Hutchins calibrating a violin plate, 1955. Photo credit: Newark News.
The Violinmaker's Crescendo is the story of a woman who agreed to be "the luthier crazy enough" to make fiddles that would be destroyed. When she became enamoured of chamber music, Hutchins, trained as a trumpet player and a biologist, suddenly jumped both disciplines. She traded her trumpet for a viola and then taught herself acoustical physics by making violins!

Hutchins vibrating a suspended violin plate, 1960. Photo credit: Newark News.
In pursuit of unraveling the acoustical secrets of the violin, Hutchins and her mentor Harvard physicist Frederick Saunders performed more than 100 experiments on instruments made by Hutchins.

Hutchins carving on her cabin porch, 1998. Photo credit: Boston Globe, May 31, 1998.
From there, the story moves to a chamber music camp in London; a medieval bakery in Stockholm; the halls of the St. Petersburg Philharmonic; the catacombs of the Metropolitan Museum of Art; a physicist's lab in North Carolina; a composer's studio in Denver; a NASA lecture hall; a world premiere concert in California, returning "home" to a cabin in the New Hampshire woods.
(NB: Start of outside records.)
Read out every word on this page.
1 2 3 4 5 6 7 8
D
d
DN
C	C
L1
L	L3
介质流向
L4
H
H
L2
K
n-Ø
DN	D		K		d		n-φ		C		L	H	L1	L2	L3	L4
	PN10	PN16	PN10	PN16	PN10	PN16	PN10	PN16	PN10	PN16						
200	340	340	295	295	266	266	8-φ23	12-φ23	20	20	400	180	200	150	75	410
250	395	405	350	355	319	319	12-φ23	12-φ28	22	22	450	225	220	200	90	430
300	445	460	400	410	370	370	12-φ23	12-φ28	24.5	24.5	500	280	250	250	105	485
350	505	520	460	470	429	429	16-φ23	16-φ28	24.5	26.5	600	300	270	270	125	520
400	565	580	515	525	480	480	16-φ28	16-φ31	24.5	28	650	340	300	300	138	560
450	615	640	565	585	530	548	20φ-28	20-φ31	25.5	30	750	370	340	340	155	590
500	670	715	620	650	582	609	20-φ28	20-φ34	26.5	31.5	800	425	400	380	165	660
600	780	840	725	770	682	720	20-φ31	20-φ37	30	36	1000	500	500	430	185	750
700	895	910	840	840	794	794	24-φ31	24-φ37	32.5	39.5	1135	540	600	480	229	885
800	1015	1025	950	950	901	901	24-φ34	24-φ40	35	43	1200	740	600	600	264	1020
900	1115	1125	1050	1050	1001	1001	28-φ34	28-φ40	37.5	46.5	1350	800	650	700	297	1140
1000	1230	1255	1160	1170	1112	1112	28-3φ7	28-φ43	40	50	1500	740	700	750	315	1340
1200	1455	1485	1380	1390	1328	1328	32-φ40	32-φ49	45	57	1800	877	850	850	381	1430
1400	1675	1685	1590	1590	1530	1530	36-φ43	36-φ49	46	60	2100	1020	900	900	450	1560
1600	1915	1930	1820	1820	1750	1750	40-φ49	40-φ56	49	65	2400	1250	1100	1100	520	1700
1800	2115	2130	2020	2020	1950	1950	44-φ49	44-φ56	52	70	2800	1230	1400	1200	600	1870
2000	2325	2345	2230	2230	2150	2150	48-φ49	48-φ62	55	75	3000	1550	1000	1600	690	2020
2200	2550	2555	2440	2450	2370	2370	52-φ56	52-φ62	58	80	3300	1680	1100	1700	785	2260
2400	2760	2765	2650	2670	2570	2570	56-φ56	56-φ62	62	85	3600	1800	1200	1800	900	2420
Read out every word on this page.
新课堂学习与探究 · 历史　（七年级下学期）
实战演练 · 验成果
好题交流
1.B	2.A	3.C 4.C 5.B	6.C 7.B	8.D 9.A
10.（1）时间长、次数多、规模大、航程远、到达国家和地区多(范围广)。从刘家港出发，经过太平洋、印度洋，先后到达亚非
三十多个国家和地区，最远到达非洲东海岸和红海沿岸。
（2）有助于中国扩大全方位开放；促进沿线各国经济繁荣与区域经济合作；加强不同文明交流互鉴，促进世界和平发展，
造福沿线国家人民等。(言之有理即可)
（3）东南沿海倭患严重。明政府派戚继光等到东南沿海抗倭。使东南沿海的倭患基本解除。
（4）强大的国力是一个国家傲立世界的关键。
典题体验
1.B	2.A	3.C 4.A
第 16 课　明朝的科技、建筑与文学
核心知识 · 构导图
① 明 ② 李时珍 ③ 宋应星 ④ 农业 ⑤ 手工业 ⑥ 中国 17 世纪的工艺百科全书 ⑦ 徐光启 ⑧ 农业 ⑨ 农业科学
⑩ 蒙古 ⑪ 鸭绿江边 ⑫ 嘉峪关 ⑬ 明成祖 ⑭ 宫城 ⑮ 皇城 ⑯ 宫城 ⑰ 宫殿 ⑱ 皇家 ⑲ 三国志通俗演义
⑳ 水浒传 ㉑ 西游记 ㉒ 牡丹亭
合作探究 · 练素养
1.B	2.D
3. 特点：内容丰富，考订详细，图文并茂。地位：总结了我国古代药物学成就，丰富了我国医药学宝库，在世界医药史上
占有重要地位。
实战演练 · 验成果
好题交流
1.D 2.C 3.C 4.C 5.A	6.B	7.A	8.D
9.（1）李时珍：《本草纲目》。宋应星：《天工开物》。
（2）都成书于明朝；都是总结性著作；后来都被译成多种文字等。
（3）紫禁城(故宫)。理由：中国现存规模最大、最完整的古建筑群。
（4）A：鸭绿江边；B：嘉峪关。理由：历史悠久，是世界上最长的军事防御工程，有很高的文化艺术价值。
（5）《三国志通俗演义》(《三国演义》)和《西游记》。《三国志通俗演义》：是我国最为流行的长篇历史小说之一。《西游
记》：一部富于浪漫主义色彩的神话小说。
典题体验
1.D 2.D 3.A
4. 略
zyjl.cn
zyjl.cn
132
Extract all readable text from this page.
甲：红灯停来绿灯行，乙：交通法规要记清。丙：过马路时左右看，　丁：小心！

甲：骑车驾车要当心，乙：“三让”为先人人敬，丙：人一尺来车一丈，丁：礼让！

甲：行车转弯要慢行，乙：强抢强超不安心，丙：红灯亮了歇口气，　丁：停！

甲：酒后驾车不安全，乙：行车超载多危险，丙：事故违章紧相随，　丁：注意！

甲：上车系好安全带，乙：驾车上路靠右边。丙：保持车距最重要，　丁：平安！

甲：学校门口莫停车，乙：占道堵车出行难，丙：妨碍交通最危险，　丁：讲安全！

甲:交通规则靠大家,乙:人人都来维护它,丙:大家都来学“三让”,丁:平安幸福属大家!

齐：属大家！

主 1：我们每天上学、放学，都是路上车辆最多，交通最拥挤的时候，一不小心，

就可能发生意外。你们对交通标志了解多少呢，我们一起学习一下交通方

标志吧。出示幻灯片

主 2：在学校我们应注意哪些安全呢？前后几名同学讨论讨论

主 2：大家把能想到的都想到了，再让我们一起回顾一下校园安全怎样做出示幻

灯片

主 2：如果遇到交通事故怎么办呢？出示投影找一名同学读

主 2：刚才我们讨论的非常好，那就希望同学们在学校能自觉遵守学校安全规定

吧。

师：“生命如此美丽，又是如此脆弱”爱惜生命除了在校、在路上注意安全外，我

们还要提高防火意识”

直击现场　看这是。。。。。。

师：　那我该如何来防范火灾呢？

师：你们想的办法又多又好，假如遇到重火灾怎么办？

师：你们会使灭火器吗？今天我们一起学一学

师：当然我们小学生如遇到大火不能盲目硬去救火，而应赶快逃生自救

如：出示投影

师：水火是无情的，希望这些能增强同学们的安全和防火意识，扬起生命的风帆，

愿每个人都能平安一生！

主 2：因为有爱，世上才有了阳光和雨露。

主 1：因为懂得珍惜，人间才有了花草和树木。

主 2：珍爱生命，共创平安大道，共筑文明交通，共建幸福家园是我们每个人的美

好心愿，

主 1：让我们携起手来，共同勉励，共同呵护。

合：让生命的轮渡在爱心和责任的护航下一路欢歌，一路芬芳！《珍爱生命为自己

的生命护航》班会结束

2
Hutchins and kithchen craft, 1960's.
The Violinmaker's Crescendo is the story of one courageous woman--the "New Jersey housewife violinmaker"--who dared to bring science into the workshop and ask the unpopular questions of the outsider. By daring to compare the acoustics of contemporary instruments with those made by the "Old Masters," Hutchins stirred up the diverse perspectives of physicist, violinmaker, musician, teacher, dealer, curator and composer and managed to fundamentally change a paradigm she initially barely understood.

Stilllife with fiddles, 2000. Photo credit: Dennis Connors.
What is the Hutchins legacy?

Is it that she invited science into the workshop?

Is it that she challenged assumptions by crafting new questions?

Is it that she created a global forum in violin acoustics?

Is it that her research and published papers continue to teach luthiers?

Is it that her violas may soar in value now that she is gone?

Is it that she made a more resonant violin?

Is it that she built a violin octet?

Or is it far more remarkable that one luthier did all of these things?


Carleen Maley Hutchins died August 7, 2009.
Two days after her death at the age of 98, The New York Times profiled Carleen Hutchins.